The environment where this problem occured has a single vCenter server managing both a production cluster and the test/dev cluster. After applying this particular update to the ESXi hosts in the cluster, the vCenter server began to crash every 5 minutes or so. The crash was logged on the vCenter server with Event ID 7031: The VMware VirtualCenter Server service terminated unexpectedly. My go-to troubleshooting question (“What changed?”) pointed at the ESXi patch, but a VMware KB search and a little Google action yielded no results directly related to ESXi410-201010401-SG and the vCenter Server service terminating unexpectedly. VMware KB article 1003926 provides some basic troubleshooting steps for vCenter Server, such as checking for port conflicts, vCenter DB health & availability, and log locations. The environment was healthy until the patch was applied to a sub-set of my ESXi hosts so I could confidently eliminate credentials, port conflicts and the like as the cause of the problem, so I jumped right to the log files for vCenter. The vpxd-*.log is found in “C:ProgramDataVMwareVMware VirtualCenterLogs” on Windows 2008 vCenter servers and “%ALLUSERSPROFILE%VMwareVMware VirtualCenterLogsvpxd.log” on Windows 2003 servers. I found a few lines of interest in the log file but decided I had better call VMware Support to further analyze the issue.

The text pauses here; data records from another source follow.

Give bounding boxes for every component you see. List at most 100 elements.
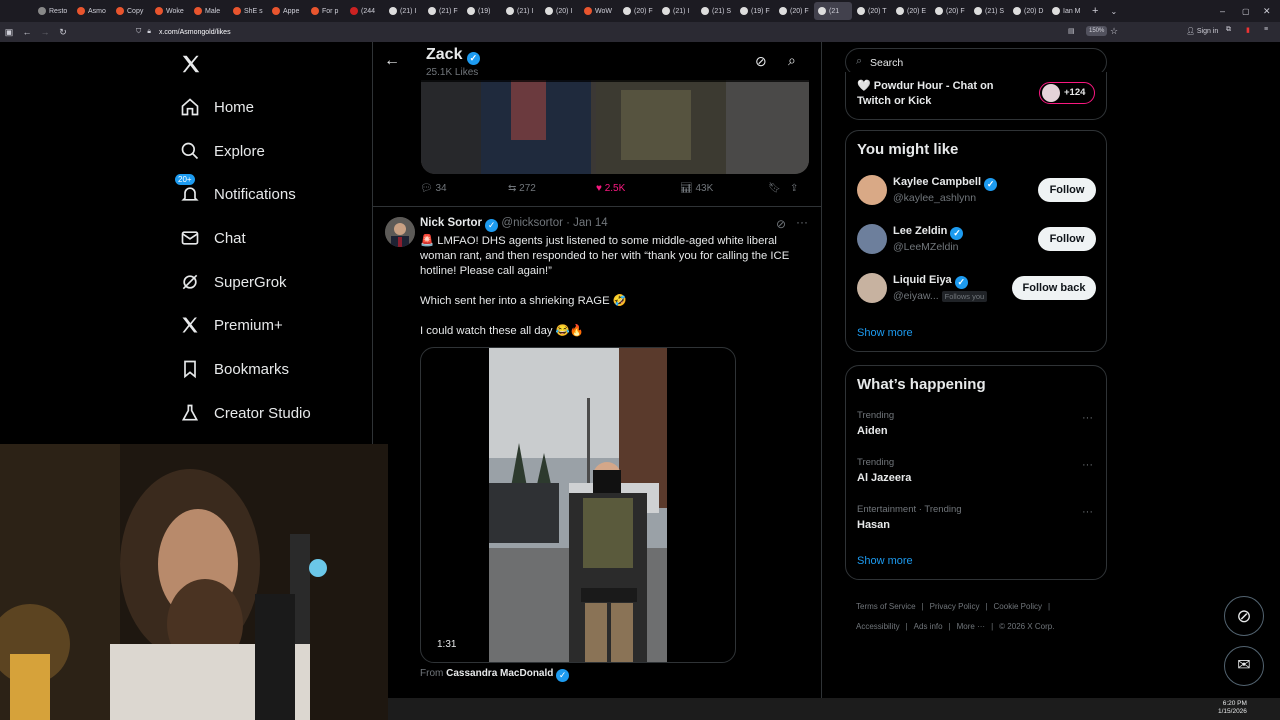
browser-tab[interactable]: (21 xyxy=(814,2,852,20)
post-handle[interactable]: @nicksortor xyxy=(501,217,563,229)
more-icon[interactable]: ··· xyxy=(1082,459,1093,471)
browser-tab[interactable]: (244 xyxy=(346,2,384,20)
source-author[interactable]: Cassandra MacDonald xyxy=(446,668,553,679)
footer-link[interactable]: Cookie Policy xyxy=(994,602,1042,611)
post-date[interactable]: · Jan 14 xyxy=(566,217,608,229)
previous-post-media[interactable] xyxy=(421,80,809,174)
browser-tab[interactable]: (21) I xyxy=(658,2,696,20)
x-logo-icon[interactable] xyxy=(180,53,202,75)
browser-tab[interactable]: Appe xyxy=(268,2,306,20)
messages-button[interactable]: ✉ xyxy=(1224,646,1264,686)
browser-tab[interactable]: (19) xyxy=(463,2,501,20)
browser-tab[interactable]: (21) I xyxy=(385,2,423,20)
more-icon[interactable]: ··· xyxy=(1082,412,1093,424)
avatar[interactable] xyxy=(857,175,887,205)
suggested-user-name[interactable]: Liquid Eiya ✓ xyxy=(893,274,968,289)
grok-button[interactable]: ⊘ xyxy=(1224,596,1264,636)
follow-button[interactable]: Follow back xyxy=(1012,276,1096,300)
back-icon[interactable]: ← xyxy=(18,27,36,37)
footer-link[interactable]: Accessibility xyxy=(856,622,900,631)
sidebar-item-creator-studio[interactable]: Creator Studio xyxy=(180,403,311,423)
browser-tab[interactable]: (21) S xyxy=(697,2,735,20)
star-icon[interactable]: ☆ xyxy=(1110,26,1118,37)
reload-icon[interactable]: ↻ xyxy=(54,27,72,38)
more-icon[interactable]: ··· xyxy=(796,215,808,229)
footer-link[interactable]: More ··· xyxy=(957,622,985,631)
back-arrow-icon[interactable]: ← xyxy=(384,52,400,70)
tab-list-button[interactable]: ⌄ xyxy=(1110,7,1117,16)
shield-icon[interactable]: ⛉ xyxy=(136,28,141,36)
footer-link[interactable]: Ads info xyxy=(914,622,943,631)
footer-link[interactable]: © 2026 X Corp. xyxy=(999,622,1054,631)
avatar[interactable] xyxy=(857,224,887,254)
forward-icon[interactable]: → xyxy=(36,27,54,37)
live-participants[interactable]: +124 xyxy=(1039,82,1095,104)
browser-tab[interactable]: (19) F xyxy=(736,2,774,20)
suggested-user-name[interactable]: Kaylee Campbell ✓ xyxy=(893,176,998,191)
menu-icon[interactable]: ≡ xyxy=(1264,26,1268,33)
reply-action[interactable]: 💬︎ 34 xyxy=(420,183,508,194)
browser-tab[interactable]: (20) I xyxy=(541,2,579,20)
lock-icon[interactable]: 🔒︎ xyxy=(147,28,151,36)
browser-tab[interactable]: Resto xyxy=(34,2,72,20)
browser-tab[interactable]: ShE s xyxy=(229,2,267,20)
browser-tab[interactable]: (20) F xyxy=(775,2,813,20)
minimize-button[interactable]: – xyxy=(1220,6,1225,16)
trend-item[interactable]: Trending Al Jazeera ··· xyxy=(846,457,1106,497)
browser-tab[interactable]: (20) D xyxy=(1009,2,1047,20)
browser-tab[interactable]: (20) T xyxy=(853,2,891,20)
avatar[interactable] xyxy=(385,217,415,247)
footer-link[interactable]: Privacy Policy xyxy=(930,602,980,611)
suggested-user-name[interactable]: Lee Zeldin ✓ xyxy=(893,225,964,240)
browser-tab[interactable]: Copy xyxy=(112,2,150,20)
share-icon[interactable]: ⇪ xyxy=(790,183,798,194)
browser-tab[interactable]: (20) E xyxy=(892,2,930,20)
like-action[interactable]: ♥ 2.5K xyxy=(596,183,680,194)
url-field[interactable]: x.com/Asmongold/likes xyxy=(159,29,231,36)
sidebar-item-home[interactable]: Home xyxy=(180,97,254,117)
zoom-badge[interactable]: 150% xyxy=(1086,26,1108,36)
video-player[interactable]: 1:31 xyxy=(420,347,736,663)
sidebar-item-explore[interactable]: Explore xyxy=(180,141,265,161)
follow-button[interactable]: Follow xyxy=(1038,178,1096,202)
browser-tab[interactable]: (20) F xyxy=(931,2,969,20)
extensions-icon[interactable]: ⧉ xyxy=(1226,26,1231,34)
browser-tab[interactable]: Woke xyxy=(151,2,189,20)
browser-tab[interactable]: (21) I xyxy=(502,2,540,20)
sidebar-item-notifications[interactable]: 20+ Notifications xyxy=(175,174,296,204)
bookmark-icon[interactable]: 🔖︎ xyxy=(768,183,790,194)
sidebar-item-bookmarks[interactable]: Bookmarks xyxy=(180,359,289,379)
browser-tab[interactable]: (20) F xyxy=(619,2,657,20)
browser-tab[interactable]: WoW xyxy=(580,2,618,20)
grok-icon[interactable]: ⊘ xyxy=(755,53,767,70)
suggested-user-handle[interactable]: @kaylee_ashlynn xyxy=(893,192,976,204)
sidebar-item-chat[interactable]: Chat xyxy=(180,228,246,248)
search-icon[interactable]: ⌕ xyxy=(788,52,796,69)
show-more-link[interactable]: Show more xyxy=(857,555,913,567)
views-action[interactable]: 📊︎ 43K xyxy=(680,183,768,194)
trend-item[interactable]: Entertainment · Trending Hasan ··· xyxy=(846,504,1106,544)
grok-icon[interactable]: ⊘ xyxy=(776,217,786,231)
browser-tab[interactable]: (21) F xyxy=(424,2,462,20)
avatar[interactable] xyxy=(857,273,887,303)
maximize-button[interactable]: ▢ xyxy=(1242,7,1250,16)
account-sign-in[interactable]: 👤︎ Sign in xyxy=(1186,27,1218,35)
browser-tab[interactable]: Male xyxy=(190,2,228,20)
live-card[interactable]: 🤍 Powdur Hour - Chat on Twitch or Kick +… xyxy=(845,72,1107,120)
sidebar-toggle-icon[interactable]: ▣ xyxy=(0,27,18,38)
browser-tab[interactable]: (21) S xyxy=(970,2,1008,20)
suggested-user-handle[interactable]: @eiyaw... Follows you xyxy=(893,290,988,302)
sidebar-item-premium[interactable]: Premium+ xyxy=(180,315,283,335)
footer-link[interactable]: Terms of Service xyxy=(856,602,916,611)
clock[interactable]: 6:20 PM 1/15/2026 xyxy=(1218,700,1247,716)
browser-tab[interactable]: Asmo xyxy=(73,2,111,20)
suggested-user-handle[interactable]: @LeeMZeldin xyxy=(893,241,959,253)
repost-action[interactable]: ⇆ 272 xyxy=(508,183,596,194)
search-input[interactable]: Search xyxy=(870,57,903,69)
new-tab-button[interactable]: + xyxy=(1092,5,1098,17)
browser-tab[interactable]: Ian M xyxy=(1048,2,1086,20)
follow-button[interactable]: Follow xyxy=(1038,227,1096,251)
show-more-link[interactable]: Show more xyxy=(857,327,913,339)
reader-icon[interactable]: ▤ xyxy=(1068,27,1075,35)
trend-item[interactable]: Trending Aiden ··· xyxy=(846,410,1106,450)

To make a long story short, what the logs revealed is a bug that is triggered whenever VMware Distributed Resource Scheduler (DRS) ran on the updated test/dev cluster. Disabling DRS stopped the symptom of the vCenter Server Service terminating unexpectedly, but this was obviously not a long-term solution. A bit more digging by my VMware support rep led to VMware Distributed Power Management (DPM) being enabled on the cluster as the root cause of the issue. Disabling DPM but leaving DRS enabled on the cluster fixed the glitch. I can live without DPM, but DRS is pretty darn handy.

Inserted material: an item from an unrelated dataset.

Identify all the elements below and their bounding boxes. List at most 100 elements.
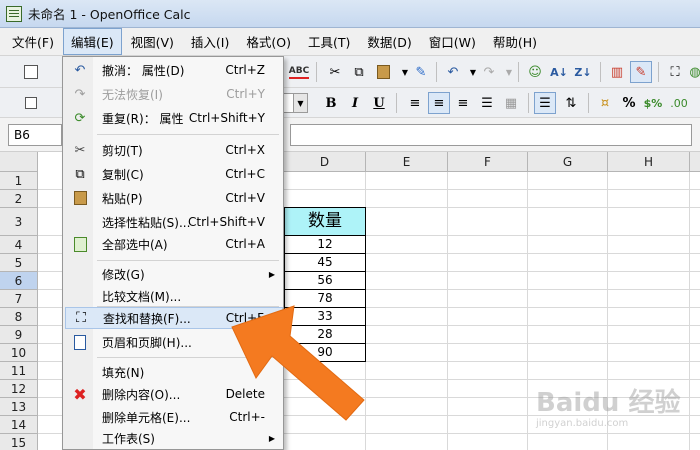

At this point, VMware engineering knows about the issue, and a fix is planned for vCenter 4.1 Update 1. Interesting that DPM was fingered in this case, as well as in the case I wrote about last week where HA and DPM apparently do not always play well together. It seems like DPM is not fully baked, even though it is now officially supported. This is unfortunate as DPM is promising to me – I can imagine the technology behind DPM being used for intelligent load shedding during peak electrical cost hours, power outages, or cooling outages in datacenters with some good integration between a DPM API and environmental management and monitoring systems like APC’s NetBotz. Anyone else using DPM without having problems? Any ideas for extending DPM or leveraging it for other purposes in the datacenter – I’d love to hear ideas in the comments.